ShaanShah · July 1, 2020, 1:39pm

Could someone please explain why are we trying to make the mean 0 and standard deviation 1 for activations ( through kaiming init and other methods ) ?

marii · July 1, 2020, 11:53pm

It helps about activations explosion/vanishing. Mean 0 STD deviation 1 lasts a long time without this happening (math property).

There are a few issues with the STD getting close to 0, such as more underflow, especially in fp16.

Without the activations effectively being “normalized” you lose the property of 1 weight not contributing too much to the final result.

Mean 0 is mostly there for 0x0=0 and 0+0=0.
Std=1 is for 1x1=1
These do not hold over many layers, as these are randomly sampled and small variations cause this to break.

If this is still confusing I wouldn’t worry about it too much. It takes awhile for all of these “important” things to click at the practical level. Which is why I really like Jeremy’s approach of practical first.

ShaanShah · July 2, 2020, 6:36am

Hey !
Thanks for the explanation, but could you please explain a little more about what do you mean by activation explosion/vanishing ( As in I saw in the lecture what is happening but I didn’t fully understand ) ?

marii · July 2, 2020, 11:50am

Sure,

Explosion comes from things greater than one being multiplied, so if you have 5 layers, 10^5 = 100000. This applies to standard deviation as well, Ie, the thing im being multiplied the most with is greater than 1, so things explode, or I eventually become infinity!

Vanishing comes from things lower than 1 being multiplied, 0.1^5=0.00001, which also can be done with standard deviation. Ie, the thing im being multiplied the most with is less than 1, so I vanish. Or, I eventually BECOME 0

Both 0 and infinity above are meaningless, infinity because we have lost data that is too big, and 0 because anything with a std of 0 can only be the mean, ie if the mean is 0, it can only be all 0s. You will eventually run into the number being too small to be properly represented, just like you run into it being too big.

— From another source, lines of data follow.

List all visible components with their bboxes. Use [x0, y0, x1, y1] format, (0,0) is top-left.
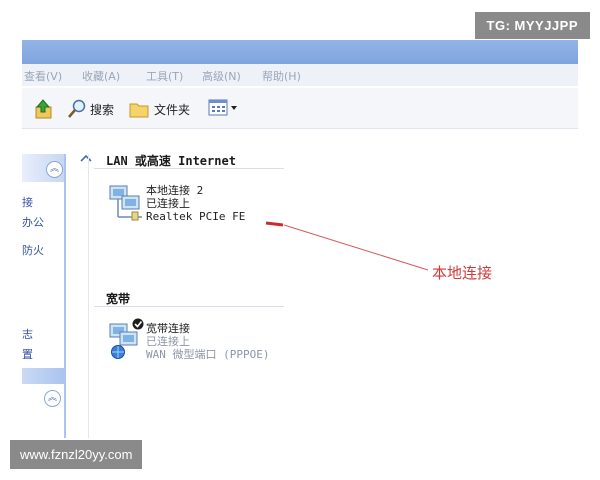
watermark-bottom-left: www.fznzl20yy.com — [10, 440, 143, 469]
annotation-label: 本地连接 — [432, 264, 493, 282]
annotation-arrow — [265, 221, 429, 271]
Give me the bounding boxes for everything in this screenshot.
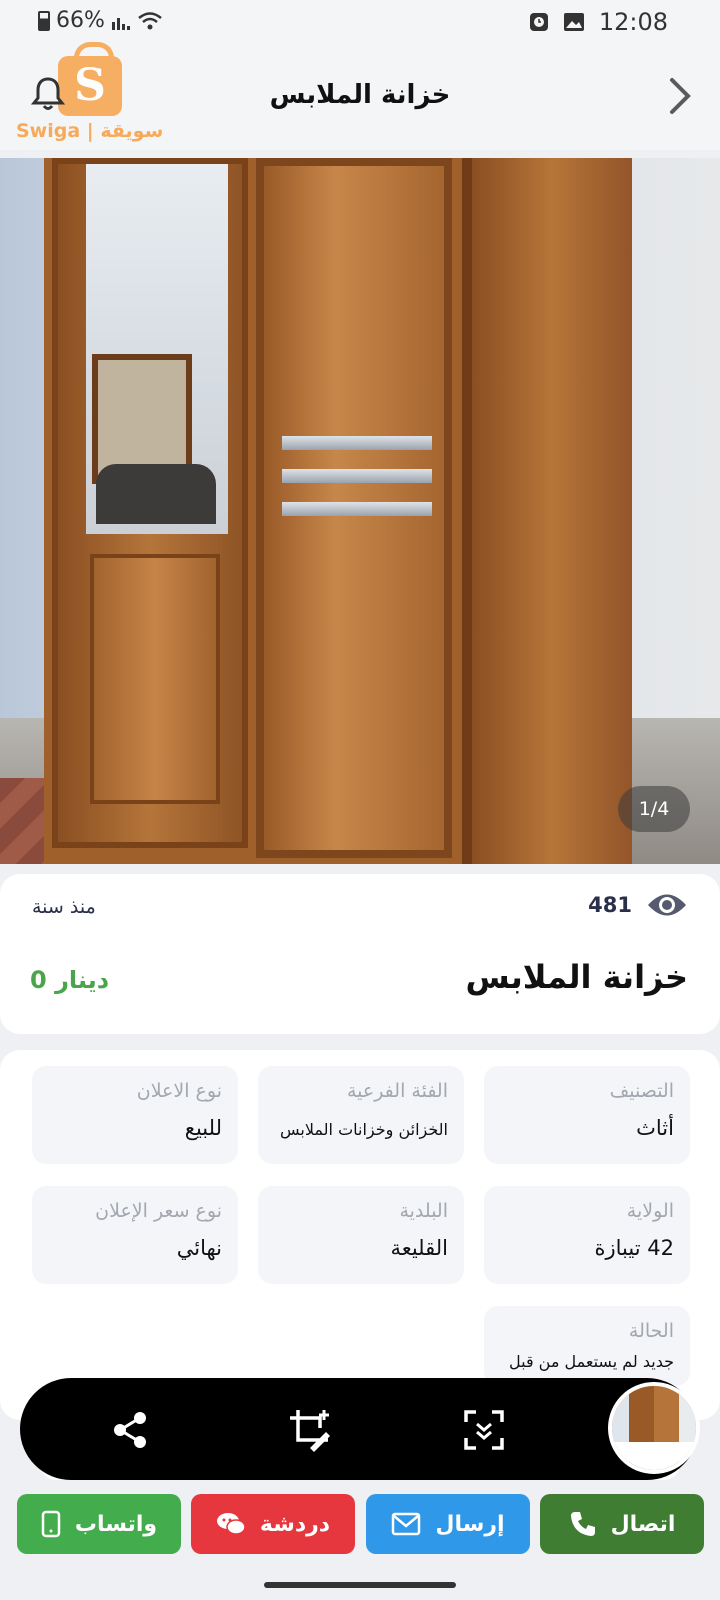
- page-title: خزانة الملابس: [269, 80, 451, 110]
- scroll-capture-button[interactable]: [456, 1402, 512, 1458]
- logo-text: Swiga | سويقة: [16, 120, 164, 142]
- detail-price-type: نوع سعر الإعلان نهائي: [32, 1186, 238, 1284]
- share-icon: [114, 1412, 146, 1448]
- status-left: 66%: [38, 8, 163, 33]
- detail-value: القليعة: [390, 1236, 448, 1260]
- detail-label: التصنيف: [609, 1080, 674, 1102]
- scroll-capture-icon: [464, 1410, 504, 1450]
- mobile-phone-icon: [41, 1510, 61, 1538]
- wardrobe-lower-panel: [90, 554, 220, 804]
- back-button[interactable]: [658, 72, 702, 120]
- mirror-bedding-reflection: [96, 464, 216, 524]
- detail-value: الخزائن وخزانات الملابس: [280, 1120, 448, 1139]
- listing-title: خزانة الملابس: [465, 958, 688, 996]
- wardrobe-illustration: [44, 158, 632, 864]
- detail-municipality: البلدية القليعة: [258, 1186, 464, 1284]
- system-nav-bar: [0, 1570, 720, 1600]
- detail-label: نوع سعر الإعلان: [95, 1200, 222, 1222]
- detail-label: نوع الاعلان: [136, 1080, 222, 1102]
- listing-details-card: التصنيف أثاث الفئة الفرعية الخزائن وخزان…: [0, 1050, 720, 1420]
- detail-ad-type: نوع الاعلان للبيع: [32, 1066, 238, 1164]
- thumbnail-band: [612, 1442, 696, 1470]
- send-label: إرسال: [435, 1511, 505, 1537]
- detail-value: جديد لم يستعمل من قبل: [509, 1352, 674, 1371]
- detail-label: البلدية: [399, 1200, 448, 1222]
- call-label: اتصال: [610, 1511, 676, 1537]
- wardrobe-door-right: [462, 158, 632, 864]
- posted-time: منذ سنة: [32, 896, 96, 918]
- app-header: S Swiga | سويقة خزانة الملابس: [0, 42, 720, 150]
- detail-value: نهائي: [176, 1236, 222, 1260]
- chevron-right-icon: [670, 78, 691, 114]
- chat-button[interactable]: دردشة: [191, 1494, 355, 1554]
- door-stripe: [282, 502, 432, 516]
- battery-icon: [38, 10, 50, 31]
- detail-value: 42 تيبازة: [594, 1236, 674, 1260]
- wardrobe-door-left: [52, 158, 248, 848]
- home-indicator[interactable]: [264, 1582, 456, 1588]
- gallery-icon: [563, 13, 584, 31]
- detail-label: الفئة الفرعية: [346, 1080, 448, 1102]
- phone-icon: [570, 1512, 595, 1536]
- chat-label: دردشة: [259, 1511, 331, 1537]
- clock: 12:08: [598, 8, 668, 36]
- views-count: 481: [588, 890, 688, 920]
- detail-label: الحالة: [628, 1320, 674, 1342]
- chat-bubbles-icon: [216, 1513, 246, 1535]
- crop-edit-icon: [290, 1410, 330, 1452]
- views-number: 481: [588, 893, 632, 917]
- listing-photo[interactable]: 1/4: [0, 158, 720, 864]
- whatsapp-button[interactable]: واتساب: [17, 1494, 181, 1554]
- detail-condition: الحالة جديد لم يستعمل من قبل: [484, 1306, 690, 1386]
- share-button[interactable]: [102, 1402, 158, 1458]
- wifi-icon: [138, 11, 162, 29]
- contact-actions: اتصال إرسال دردشة واتساب: [0, 1484, 720, 1568]
- battery-percent: 66%: [56, 8, 105, 33]
- eye-icon: [648, 894, 686, 916]
- door-stripe: [282, 436, 432, 450]
- mail-icon: [392, 1512, 421, 1536]
- crop-edit-button[interactable]: [282, 1402, 338, 1458]
- status-bar: 66% 12:08: [0, 0, 720, 46]
- whatsapp-label: واتساب: [74, 1511, 158, 1537]
- call-button[interactable]: اتصال: [540, 1494, 704, 1554]
- wardrobe-mirror: [86, 164, 228, 534]
- detail-subcategory: الفئة الفرعية الخزائن وخزانات الملابس: [258, 1066, 464, 1164]
- detail-value: أثاث: [636, 1116, 674, 1140]
- detail-value: للبيع: [184, 1116, 222, 1140]
- detail-state: الولاية 42 تيبازة: [484, 1186, 690, 1284]
- detail-category: التصنيف أثاث: [484, 1066, 690, 1164]
- detail-label: الولاية: [626, 1200, 674, 1222]
- listing-summary-card: 481 منذ سنة خزانة الملابس 0 دينار: [0, 874, 720, 1034]
- status-right: 12:08: [529, 8, 668, 36]
- photo-counter: 1/4: [618, 786, 690, 832]
- wardrobe-door-middle: [256, 158, 452, 858]
- door-stripe: [282, 469, 432, 483]
- alarm-icon: [529, 13, 548, 31]
- listing-price: 0 دينار: [30, 966, 110, 994]
- send-button[interactable]: إرسال: [366, 1494, 530, 1554]
- signal-icon: [111, 17, 130, 30]
- screenshot-thumbnail[interactable]: [608, 1382, 700, 1474]
- screenshot-toolbar: [20, 1378, 698, 1480]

It is still useful to look into why we normalize data, and what non-normalized data means. We are effectively normalizing the data when we guarantee that the data is coming in with mean 0 and std 1.

We can get into the actual gradients as well, but they are related directly to this behavior.

ShaanShah · July 2, 2020, 12:29pm

Ok , all right got it now.
Thanks a lot !

arnau · September 19, 2020, 1:38pm

I think it is also important to point out that this problem of activation explosion/vanishing is just regarding the first iterations of the training. BatchNorm actually learns for each layer the ‘‘optimal’’ mean and std deviation for every layer, so in later stages of the learning and probably once the model is fully trained the disitribution of the weights in a given layer will be different than: mean=0, std =1. Correct me if I am wrong, I am not an expert on this.

marii · September 19, 2020, 10:55pm

Batchnorm works on the activations, but besides that it sounds mostly right.

Though it isn’t that it shouldn’t be mean 0 std 1, the above exponential effect still exists, and even the data we pass into the model isn’t always going to have exactly mean=0 std=1. We normalize all of the dataset, not each batch.

Here we go! On average we should have mean 0, std 1, but these values that can vary a little bit. Take these small variances and apply the above exponential effect and we get the same problem as before. Batch norm forces mean 0,std 1, so that these small variances don’t cause our model to explode over many iterations.

Getting mean 0 std 1 without batch norm is still important though. You want what is passed into Batchnorm to only have “small” variances from mean 0 std 1. You can lose information when you normalize otherwise.